Projects approved for funding this year by the bank include one to replace natural gas-fueled buses with electric ones in Yinchuan City and another to help reducing the logistics gap through building multi-modal logistics infrastructure in Lanzhou, both in northwest China.
The bank also announced a 180 million dollars loan to South African power company Eskom to fund renewable energy projects and a 300 million dollars loan for a greenhouse gas reduction project in the country.
High quality bonds
The credit quality has been recognized by rating agencies. Standard & Poor and Fitch both awarded the bonds AA+ ratings. The high credit rating enables banks to raise capital relatively cheaply from the bond markets. The lower borrowing cost is to the advantage of the banks, as it enables them to pass on that benefit to borrowers in the form of competitive interest rates for their loans.
Move away from dollar funding
NDB is committed to making local currency funding available to all its member countries, Leslie Maasdorp, vice-president of the bank said in an article in September.

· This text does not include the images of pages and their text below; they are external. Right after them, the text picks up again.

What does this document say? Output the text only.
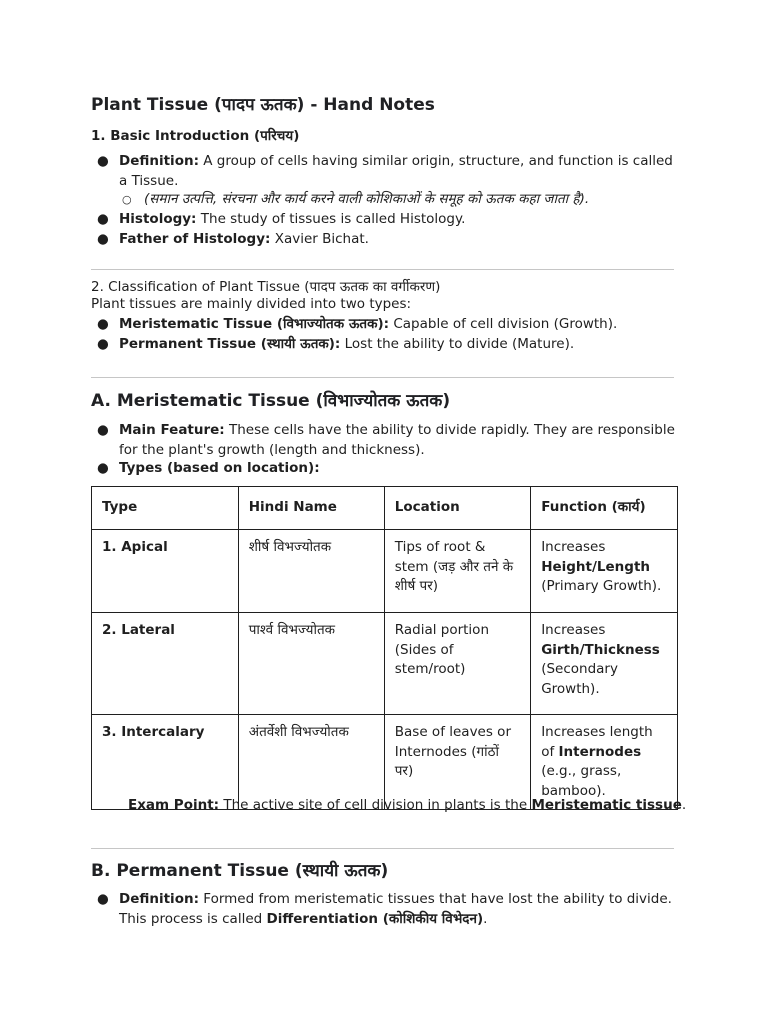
Plant Tissue (पादप ऊतक) - Hand Notes
1. Basic Introduction (परिचय)
● Definition: A group of cells having similar origin, structure, and function is called a Tissue.
○ (समान उत्पत्ति, संरचना और कार्य करने वाली कोशिकाओं के समूह को ऊतक कहा जाता है).
● Histology: The study of tissues is called Histology.
● Father of Histology: Xavier Bichat.
2. Classification of Plant Tissue (पादप ऊतक का वर्गीकरण)
Plant tissues are mainly divided into two types:
● Meristematic Tissue (विभाज्योतक ऊतक): Capable of cell division (Growth).
● Permanent Tissue (स्थायी ऊतक): Lost the ability to divide (Mature).
A. Meristematic Tissue (विभाज्योतक ऊतक)
● Main Feature: These cells have the ability to divide rapidly. They are responsible for the plant's growth (length and thickness).
● Types (based on location):
Type	Hindi Name	Location	Function (कार्य)
1. Apical	शीर्ष विभज्योतक	Tips of root & stem (जड़ और तने के शीर्ष पर)	Increases Height/Length (Primary Growth).
2. Lateral	पार्श्व विभज्योतक	Radial portion (Sides of stem/root)	Increases Girth/Thickness (Secondary Growth).
3. Intercalary	अंतर्वेशी विभज्योतक	Base of leaves or Internodes (गांठों पर)	Increases length of Internodes (e.g., grass, bamboo).
Exam Point: The active site of cell division in plants is the Meristematic tissue.
B. Permanent Tissue (स्थायी ऊतक)
● Definition: Formed from meristematic tissues that have lost the ability to divide. This process is called Differentiation (कोशिकीय विभेदन).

The NDB has successfully registered a couple of local currency bond programs, with 10 billion yuan in China, 10 billion rand in South Africa and is about to complete the registration of a 100 billion ruble program.
“We will raise dollars, we will raise euros, but at the same time there will be a significant reliance on local currencies,” Kamath said. The move would allow the bank to move away from loans denominated in dollars.